In 1973, Robert Charlebois performed a song by Pierre Calvé, entitled Vivre dans ce pays. Cela résonne encore et résonne très fort aujourd’hui. Voici le texte :
Vivre dans ce pays
C’est comme vivre aux États-Unis
Pollution, les mêmes voitures
Les mêmes patrons, les mêmes impôts
Les petits, les grands
Dans la même galère
Ceux qui sont partis
Pour chercher un meilleur endroit
J’ai compris que dans d’autres pays
Dans d’autres Amériques, en Espagne ou à Marseille
A part le soleil
C’est pareil partout
Vivre dans ce pays
C’est comme vivre aux États-Unis
Les mêmes danses, les mêmes chansons
Le même confort et quand tu es mort
Il y a beaucoup de gens qui jouent contre toi pour de l’argent
Ceux qui sont partis
Pour chercher ailleurs plus loin
J’ai inventé un monde en fumée
D’amour et de paix, un nouveau monde
Parti de zéro
Comme à San Francisco
Vivre dans ce pays
C’est comme vivre aux États-Unis
C’est de la violence, de la répression
La loi du plus fort qui gagne encore
Sur ceux qui briseraient les conventions
Ceux qui sont partis
Pour trouver une solution
Qui a promis un nouveau soleil
Un nouveau pays vers lequel ils suivront
Jure qu’il y en aura des milliers, des millions
Quand ils reviennent
Quand ils reviennent
Cette chanson a suscité de vives réactions à l’époque. En 1973, nous étions en pleine ferveur nationaliste. La fleur de lys pousse partout. « Le Québec aux Québécois », c’est le cri de ralliement d’une jeunesse engagée. Et maintenant, le moins ordinaire de nos chanteurs, la voix de notre révolution, le roi de notre propre rock, nous dit que vivre dans notre pays, c’est comme vivre aux États-Unis. Ayoyé ! Ça fait mal. Face à ce sombre constat, la chanson laisse encore espérer un monde meilleur. Malheureusement, l’utopie hippie s’est depuis effacée.
Cinquante ans plus tard, vivre dans ce pays signifie plus que jamais vivre aux États-Unis. Oubliez les mêmes taxes. Le reste, les mêmes voitures, les mêmes patrons, les mêmes chansons, c’est tellement notre réalité. Au moins dans les années 1970, nous avions une certaine fierté nationale. Les Leclerc, Vigneault, Léveillée, Charlebois, Dufresne rythmaient notre quotidien.
Aujourd’hui, les cinq artistes les plus écoutés au Québec sont : Taylor Swift, Post Malone, Morgan Wallen, Zach Bryan et Billie Eilish. Nous vivons dans le même battre que nos voisins.
Dans les années 1970, nos héros étaient des gars d’ici qui dominaient leurs adversaires sur la glace, Lafleur, Savard, Cournoyer. Aujourd’hui, nos héros sont les Américains, Caufield et Hutson, dont les beaux jeux nous font parfois crier de joie.
Si, en 1973, Calvé et Charlebois dénonçaient le fait que nos valeurs étaient les mêmes que celles de l’empire américain, aujourd’hui c’est le fond et la forme que l’on emprunte à l’oncle Donald. Le même Facebook, le même Netflix, le même TikTok. La culture qui était notre protection contre l’assimilation est violée. Et notre identité continue de s’échapper, comme l’air s’échappe d’un ballon troué.

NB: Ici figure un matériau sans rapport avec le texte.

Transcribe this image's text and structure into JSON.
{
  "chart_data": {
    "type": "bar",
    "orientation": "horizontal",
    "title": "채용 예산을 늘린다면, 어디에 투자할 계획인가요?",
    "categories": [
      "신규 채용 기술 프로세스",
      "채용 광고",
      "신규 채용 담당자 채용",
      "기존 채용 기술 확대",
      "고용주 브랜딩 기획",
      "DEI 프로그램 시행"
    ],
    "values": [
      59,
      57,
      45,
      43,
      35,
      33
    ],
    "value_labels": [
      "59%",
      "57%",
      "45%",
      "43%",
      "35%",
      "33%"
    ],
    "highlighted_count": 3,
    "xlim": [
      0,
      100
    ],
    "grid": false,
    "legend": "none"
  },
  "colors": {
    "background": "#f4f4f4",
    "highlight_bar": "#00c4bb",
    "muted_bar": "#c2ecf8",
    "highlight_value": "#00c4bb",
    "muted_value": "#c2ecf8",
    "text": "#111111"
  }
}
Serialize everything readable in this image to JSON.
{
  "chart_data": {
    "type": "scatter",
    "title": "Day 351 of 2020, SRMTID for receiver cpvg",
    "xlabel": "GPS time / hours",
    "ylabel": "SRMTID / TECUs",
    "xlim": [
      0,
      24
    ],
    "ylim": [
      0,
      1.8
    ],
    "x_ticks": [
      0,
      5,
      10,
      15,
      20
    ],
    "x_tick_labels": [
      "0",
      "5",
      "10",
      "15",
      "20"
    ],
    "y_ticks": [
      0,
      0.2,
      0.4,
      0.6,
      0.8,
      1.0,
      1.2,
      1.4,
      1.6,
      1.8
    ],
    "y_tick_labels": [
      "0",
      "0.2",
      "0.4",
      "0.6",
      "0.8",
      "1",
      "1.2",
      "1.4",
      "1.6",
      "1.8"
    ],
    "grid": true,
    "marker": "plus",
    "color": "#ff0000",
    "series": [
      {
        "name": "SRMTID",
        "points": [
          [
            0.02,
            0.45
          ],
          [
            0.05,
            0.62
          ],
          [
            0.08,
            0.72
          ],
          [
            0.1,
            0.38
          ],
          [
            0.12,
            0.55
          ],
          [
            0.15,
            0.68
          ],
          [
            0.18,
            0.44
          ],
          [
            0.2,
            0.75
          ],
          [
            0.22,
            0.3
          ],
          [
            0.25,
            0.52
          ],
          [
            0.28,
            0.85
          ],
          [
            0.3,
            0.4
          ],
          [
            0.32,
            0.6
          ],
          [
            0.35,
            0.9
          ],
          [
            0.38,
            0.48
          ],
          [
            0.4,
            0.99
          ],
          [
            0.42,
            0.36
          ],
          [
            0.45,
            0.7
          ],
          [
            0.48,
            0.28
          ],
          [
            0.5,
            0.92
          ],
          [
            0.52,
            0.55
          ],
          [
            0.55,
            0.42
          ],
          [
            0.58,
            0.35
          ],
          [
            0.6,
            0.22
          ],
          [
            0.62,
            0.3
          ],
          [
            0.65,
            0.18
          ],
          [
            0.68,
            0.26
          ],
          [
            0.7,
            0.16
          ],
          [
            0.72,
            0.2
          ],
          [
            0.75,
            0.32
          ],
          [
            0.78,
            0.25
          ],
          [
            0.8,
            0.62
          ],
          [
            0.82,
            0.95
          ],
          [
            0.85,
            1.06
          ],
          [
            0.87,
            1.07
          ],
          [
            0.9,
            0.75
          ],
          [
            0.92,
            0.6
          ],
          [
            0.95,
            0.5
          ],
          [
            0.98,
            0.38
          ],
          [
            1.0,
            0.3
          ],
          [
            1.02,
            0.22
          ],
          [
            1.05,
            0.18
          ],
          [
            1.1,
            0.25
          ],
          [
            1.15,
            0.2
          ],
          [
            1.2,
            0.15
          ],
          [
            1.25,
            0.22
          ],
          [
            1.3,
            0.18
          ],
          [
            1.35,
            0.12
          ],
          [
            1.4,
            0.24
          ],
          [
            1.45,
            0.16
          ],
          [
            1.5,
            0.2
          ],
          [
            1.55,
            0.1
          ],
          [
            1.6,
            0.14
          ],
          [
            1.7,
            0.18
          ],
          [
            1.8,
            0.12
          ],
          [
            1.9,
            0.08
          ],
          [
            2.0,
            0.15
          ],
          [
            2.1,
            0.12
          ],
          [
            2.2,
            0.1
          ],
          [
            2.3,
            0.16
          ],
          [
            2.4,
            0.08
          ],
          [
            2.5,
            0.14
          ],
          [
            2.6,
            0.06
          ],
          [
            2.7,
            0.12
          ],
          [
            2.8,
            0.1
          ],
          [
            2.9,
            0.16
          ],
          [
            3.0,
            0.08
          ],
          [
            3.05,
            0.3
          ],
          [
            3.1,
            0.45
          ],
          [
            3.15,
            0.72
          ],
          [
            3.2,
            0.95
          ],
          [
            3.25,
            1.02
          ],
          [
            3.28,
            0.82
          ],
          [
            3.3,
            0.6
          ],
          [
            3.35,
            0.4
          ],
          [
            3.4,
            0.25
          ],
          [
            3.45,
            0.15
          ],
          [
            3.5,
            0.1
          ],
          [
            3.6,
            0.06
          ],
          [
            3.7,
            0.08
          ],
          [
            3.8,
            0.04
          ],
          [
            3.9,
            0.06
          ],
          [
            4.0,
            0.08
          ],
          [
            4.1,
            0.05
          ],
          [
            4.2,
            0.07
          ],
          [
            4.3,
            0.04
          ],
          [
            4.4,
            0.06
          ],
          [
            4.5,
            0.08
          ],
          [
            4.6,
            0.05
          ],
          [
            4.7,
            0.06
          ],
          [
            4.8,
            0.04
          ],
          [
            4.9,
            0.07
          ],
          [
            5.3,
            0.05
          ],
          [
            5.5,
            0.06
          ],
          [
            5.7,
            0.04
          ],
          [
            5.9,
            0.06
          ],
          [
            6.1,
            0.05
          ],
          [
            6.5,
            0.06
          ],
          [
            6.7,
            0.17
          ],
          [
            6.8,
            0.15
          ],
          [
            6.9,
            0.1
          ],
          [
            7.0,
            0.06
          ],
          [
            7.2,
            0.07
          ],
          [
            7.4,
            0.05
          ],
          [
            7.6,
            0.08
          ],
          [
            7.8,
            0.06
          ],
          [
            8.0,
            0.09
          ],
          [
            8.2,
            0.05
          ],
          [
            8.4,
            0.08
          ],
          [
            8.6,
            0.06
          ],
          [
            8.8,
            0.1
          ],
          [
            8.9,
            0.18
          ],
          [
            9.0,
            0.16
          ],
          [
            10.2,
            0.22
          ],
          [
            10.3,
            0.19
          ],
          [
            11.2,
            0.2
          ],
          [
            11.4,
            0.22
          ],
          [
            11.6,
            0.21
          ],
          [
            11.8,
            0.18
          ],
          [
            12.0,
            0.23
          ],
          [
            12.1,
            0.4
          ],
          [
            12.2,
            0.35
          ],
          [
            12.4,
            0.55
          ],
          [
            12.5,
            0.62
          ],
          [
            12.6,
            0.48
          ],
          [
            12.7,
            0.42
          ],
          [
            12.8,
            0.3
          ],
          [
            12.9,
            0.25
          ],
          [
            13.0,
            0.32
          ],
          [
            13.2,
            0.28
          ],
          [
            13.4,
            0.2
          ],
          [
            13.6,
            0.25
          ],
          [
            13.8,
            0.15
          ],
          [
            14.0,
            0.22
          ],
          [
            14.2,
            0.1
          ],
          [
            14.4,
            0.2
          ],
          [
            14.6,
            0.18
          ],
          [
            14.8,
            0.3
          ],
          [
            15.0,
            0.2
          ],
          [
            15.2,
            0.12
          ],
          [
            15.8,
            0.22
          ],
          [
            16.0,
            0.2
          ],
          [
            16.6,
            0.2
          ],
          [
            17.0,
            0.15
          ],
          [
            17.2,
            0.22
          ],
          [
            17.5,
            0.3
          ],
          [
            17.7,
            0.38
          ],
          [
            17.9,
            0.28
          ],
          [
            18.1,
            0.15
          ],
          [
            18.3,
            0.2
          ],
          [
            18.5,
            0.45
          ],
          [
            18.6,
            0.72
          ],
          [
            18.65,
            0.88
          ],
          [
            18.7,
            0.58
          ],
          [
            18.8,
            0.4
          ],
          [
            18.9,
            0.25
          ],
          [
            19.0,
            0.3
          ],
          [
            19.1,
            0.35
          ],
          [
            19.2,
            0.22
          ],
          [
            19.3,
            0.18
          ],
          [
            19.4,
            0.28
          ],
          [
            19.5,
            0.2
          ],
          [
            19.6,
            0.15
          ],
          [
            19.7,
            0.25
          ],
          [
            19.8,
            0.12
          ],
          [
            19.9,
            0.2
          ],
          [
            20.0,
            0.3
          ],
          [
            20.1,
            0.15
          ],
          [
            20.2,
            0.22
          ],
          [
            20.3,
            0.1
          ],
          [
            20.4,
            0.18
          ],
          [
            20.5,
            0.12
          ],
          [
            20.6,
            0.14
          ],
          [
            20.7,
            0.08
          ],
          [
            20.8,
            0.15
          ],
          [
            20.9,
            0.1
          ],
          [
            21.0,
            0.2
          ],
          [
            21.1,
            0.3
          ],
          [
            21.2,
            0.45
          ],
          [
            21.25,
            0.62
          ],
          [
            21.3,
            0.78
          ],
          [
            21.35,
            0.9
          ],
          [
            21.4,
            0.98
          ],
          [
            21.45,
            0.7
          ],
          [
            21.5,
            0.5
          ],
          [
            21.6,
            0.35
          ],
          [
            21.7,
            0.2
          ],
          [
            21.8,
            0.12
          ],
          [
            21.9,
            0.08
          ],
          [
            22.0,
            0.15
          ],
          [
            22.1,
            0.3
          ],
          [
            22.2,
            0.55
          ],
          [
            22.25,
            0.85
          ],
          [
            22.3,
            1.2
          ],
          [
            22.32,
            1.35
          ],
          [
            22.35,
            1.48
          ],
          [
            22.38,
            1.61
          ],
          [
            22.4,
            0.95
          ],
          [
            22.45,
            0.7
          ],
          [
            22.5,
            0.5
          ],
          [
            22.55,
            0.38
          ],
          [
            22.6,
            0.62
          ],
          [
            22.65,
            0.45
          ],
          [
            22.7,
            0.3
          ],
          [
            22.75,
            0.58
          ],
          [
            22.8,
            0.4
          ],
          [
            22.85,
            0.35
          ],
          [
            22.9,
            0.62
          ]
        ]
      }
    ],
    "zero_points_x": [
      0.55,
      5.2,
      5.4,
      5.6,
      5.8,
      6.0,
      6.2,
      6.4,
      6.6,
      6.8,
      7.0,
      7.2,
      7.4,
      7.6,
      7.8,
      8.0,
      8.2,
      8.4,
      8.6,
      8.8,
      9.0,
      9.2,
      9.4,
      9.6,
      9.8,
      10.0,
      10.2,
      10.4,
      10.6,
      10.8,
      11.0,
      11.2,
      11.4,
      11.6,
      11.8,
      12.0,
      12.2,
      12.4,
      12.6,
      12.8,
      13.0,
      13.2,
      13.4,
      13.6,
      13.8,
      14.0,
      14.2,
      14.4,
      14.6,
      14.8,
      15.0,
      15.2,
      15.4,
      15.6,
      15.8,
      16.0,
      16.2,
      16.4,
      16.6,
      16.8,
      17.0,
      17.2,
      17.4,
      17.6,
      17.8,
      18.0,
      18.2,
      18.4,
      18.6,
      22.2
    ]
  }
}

C’est pourquoi lorsque Trump dit que le Canada devrait avoir 51 anse État des États-Unis, on ne se fâche guère. Nous réduisons notre pays à un cinquante et unième pays étranger et nous ne montons pas aux barricades.
Notre patriotisme n’est pas affecté, car notre patriotisme est figé. Rabais. Oublier. On a dit NON deux fois au Québec et on n’a jamais dit complètement OUI au Canada, ce qui veut dire que la majorité d’entre nous vivons dans une ville, une région ou même une nation, mais pas un pays. Ce n’est pas la façon dont les Américains vivent dans leur pays. Pas comme si les Français vivaient dans leur pays.
Si Trump menaçait d’annexion n’importe quel autre pays dans le monde, ses paroles seraient reçues comme une déclaration de guerre. Nous le recevons comme une mauvaise plaisanterie, un moyen de pression voire une alternative.
Il est temps de choisir notre pays, notre soleil. L’aimer, le défendre et en être fier. Puisse le mépris de Trump enflammer en nous le désir d’être nous. Cela aurait été utile pour une fois.
Il est temps de dire haut et fort dans quel pays nous vivons.